The Windshield-Less McLaren Elva Costs $1.69M, Helmet Not Included

Don’t worry, it’s also got an "Active Air Management System"

McLaren Elva supercar roadster
Look ma, no windshield.
© 2019 Copyright McLaren Automotive
By Alex Lauer / November 14, 2019 6:50 am

Supercars are, by definition, dangerous vehicles. They are not toys to be played around with, no matter how many billionaires beg to differ by crashing into medians, light poles and valet stations. The new McLaren Elva is no different, with its 804 horsepower and 0 to 62 MPH time under three seconds. But that wasn’t enough danger, so McLaren designed it without a roof, windows or windshield.

The Elva was revealed on Wednesday as the latest Ultimate Series roadster from McLaren Automotive, alongside the acclaimed Senna and Speedtail. And besides being the lightest car the luxury automaker has ever made, it’s also causing a stir for being a two-seater with a completely open cockpit. 

How does that work when you’re speeding along at 124 MPH (which it achieves in just 6.7 seconds from a standstill)?
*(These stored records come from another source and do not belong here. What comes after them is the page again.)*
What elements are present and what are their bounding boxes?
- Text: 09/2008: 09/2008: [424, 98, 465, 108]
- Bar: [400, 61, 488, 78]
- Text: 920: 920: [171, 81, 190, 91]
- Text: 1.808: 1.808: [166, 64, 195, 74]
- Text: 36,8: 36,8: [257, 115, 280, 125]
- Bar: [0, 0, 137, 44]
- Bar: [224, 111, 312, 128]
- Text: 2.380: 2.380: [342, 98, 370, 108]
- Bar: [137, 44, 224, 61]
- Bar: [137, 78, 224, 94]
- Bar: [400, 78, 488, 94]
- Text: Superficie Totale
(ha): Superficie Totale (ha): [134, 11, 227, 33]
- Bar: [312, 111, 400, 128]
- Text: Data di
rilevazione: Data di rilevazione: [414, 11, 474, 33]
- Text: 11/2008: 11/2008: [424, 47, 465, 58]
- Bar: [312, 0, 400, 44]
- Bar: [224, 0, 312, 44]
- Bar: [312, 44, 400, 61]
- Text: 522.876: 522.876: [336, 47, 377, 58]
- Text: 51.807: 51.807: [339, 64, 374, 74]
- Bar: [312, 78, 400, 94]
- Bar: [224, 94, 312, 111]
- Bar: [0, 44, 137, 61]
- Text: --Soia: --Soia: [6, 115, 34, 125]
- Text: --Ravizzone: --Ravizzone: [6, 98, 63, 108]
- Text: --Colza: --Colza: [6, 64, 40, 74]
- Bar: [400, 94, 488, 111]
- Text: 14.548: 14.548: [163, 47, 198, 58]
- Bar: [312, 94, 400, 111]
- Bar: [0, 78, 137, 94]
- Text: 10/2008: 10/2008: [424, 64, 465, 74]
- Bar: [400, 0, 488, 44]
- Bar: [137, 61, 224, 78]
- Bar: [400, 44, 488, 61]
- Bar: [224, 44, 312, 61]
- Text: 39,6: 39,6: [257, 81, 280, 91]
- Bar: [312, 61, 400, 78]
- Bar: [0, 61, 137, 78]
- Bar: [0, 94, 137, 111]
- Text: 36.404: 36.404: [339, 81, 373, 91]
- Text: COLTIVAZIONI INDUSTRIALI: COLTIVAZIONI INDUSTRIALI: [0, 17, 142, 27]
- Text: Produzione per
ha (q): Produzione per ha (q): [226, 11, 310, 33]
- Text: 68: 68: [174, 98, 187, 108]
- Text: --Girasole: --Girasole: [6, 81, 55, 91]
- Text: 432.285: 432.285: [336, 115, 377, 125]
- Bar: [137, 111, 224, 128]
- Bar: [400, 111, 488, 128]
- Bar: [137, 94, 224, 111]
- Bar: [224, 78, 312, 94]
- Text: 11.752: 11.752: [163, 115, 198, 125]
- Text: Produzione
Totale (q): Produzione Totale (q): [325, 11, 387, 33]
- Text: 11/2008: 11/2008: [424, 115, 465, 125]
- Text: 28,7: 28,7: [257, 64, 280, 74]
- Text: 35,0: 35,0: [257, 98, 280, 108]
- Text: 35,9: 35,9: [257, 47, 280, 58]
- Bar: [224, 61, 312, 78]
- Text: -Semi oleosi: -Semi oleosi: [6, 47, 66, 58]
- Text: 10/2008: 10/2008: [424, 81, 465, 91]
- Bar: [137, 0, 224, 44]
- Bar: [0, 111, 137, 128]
It’s all thanks to a “world-first” technology they’re calling the Active Air Management System (AAMS). 

According to a press release, it works like this: 

“The system channels air through the nose of the Elva to come out of the front clamshell at high velocity ahead of the occupants before being directed up over the cockpit to create a relative ‘bubble’ of calm … At urban speeds, when the level of airflow into the cabin means the AAMS is not needed, the system is inactive. As vehicle speed increases, the AAMS automatically deploys and remains active until speed reduces, at which point the deflector retracts. The system can also be button-deactivated by the driver.”

That’s what you pay $1.69 million for, people. But we should say, a windshield derivative is also available “for most markets,” according to the company. Although, there’s a good chance even if you have the cash to spend, you might not get your hands on this particular McLaren because it’s limited to 399 examples.